Okay cool, 7-8 LOC, better than abstracting it into a whole new custom hook.

>Congratulations. Do you also do that for authenticated requests? If so, either you are using some kind of hardcoded global variable, or you are not using 5 lines of code.

You need to be more specific about authenticated requests, because cookies that are sent back as a response will have directions on how they should be sent back to the server on each request that requires no javascript at all.

If you're using token auth with localStorage, which probably isn't a wise idea because you're now susceptible to XSS attacks, then you should already be abstracting that away.

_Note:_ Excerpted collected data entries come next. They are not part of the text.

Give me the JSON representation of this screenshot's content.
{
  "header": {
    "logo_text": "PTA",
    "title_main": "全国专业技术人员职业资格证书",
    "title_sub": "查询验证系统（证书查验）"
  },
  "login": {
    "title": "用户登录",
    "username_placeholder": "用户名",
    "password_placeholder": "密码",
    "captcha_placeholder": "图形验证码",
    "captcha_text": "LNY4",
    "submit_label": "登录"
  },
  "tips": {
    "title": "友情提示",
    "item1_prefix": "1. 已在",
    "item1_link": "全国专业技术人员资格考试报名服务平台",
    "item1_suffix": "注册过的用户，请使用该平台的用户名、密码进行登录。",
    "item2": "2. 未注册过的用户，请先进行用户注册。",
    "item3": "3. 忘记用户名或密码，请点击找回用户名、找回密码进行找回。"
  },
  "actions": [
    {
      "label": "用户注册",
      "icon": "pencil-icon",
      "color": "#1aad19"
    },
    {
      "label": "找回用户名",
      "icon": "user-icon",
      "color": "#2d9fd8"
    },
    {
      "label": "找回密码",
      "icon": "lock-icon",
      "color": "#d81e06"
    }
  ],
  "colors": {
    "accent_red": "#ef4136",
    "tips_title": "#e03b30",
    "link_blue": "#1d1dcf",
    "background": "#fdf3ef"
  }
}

>What I'm saying is that for things that are more advanced than basic data fetching, you may want to bring better tools than just fetch + 4 extra LOC.

here's a pastebin of my wrapper around requests

https://pastebin.com/V33F1f2F

it is already highly configured and abstracted.

All i want to do in the useEffect is await api.getGamesByDate(), and this should be fine.

What you're suggesting is that you support the React team's decision in that I have to have an additional wrapper around my apiCalls just to avoid two fetch calls in Strict Mode.

Does that sound logical to you?

1 comments

Congratulations on your code! You created apiCall, effectively your own library for doing requests. The very same thing that you ought to banish.

Once you have setup that library (or hook) yes, using it it's indeed 4 lines of code. That also happens for libraries constructed by others.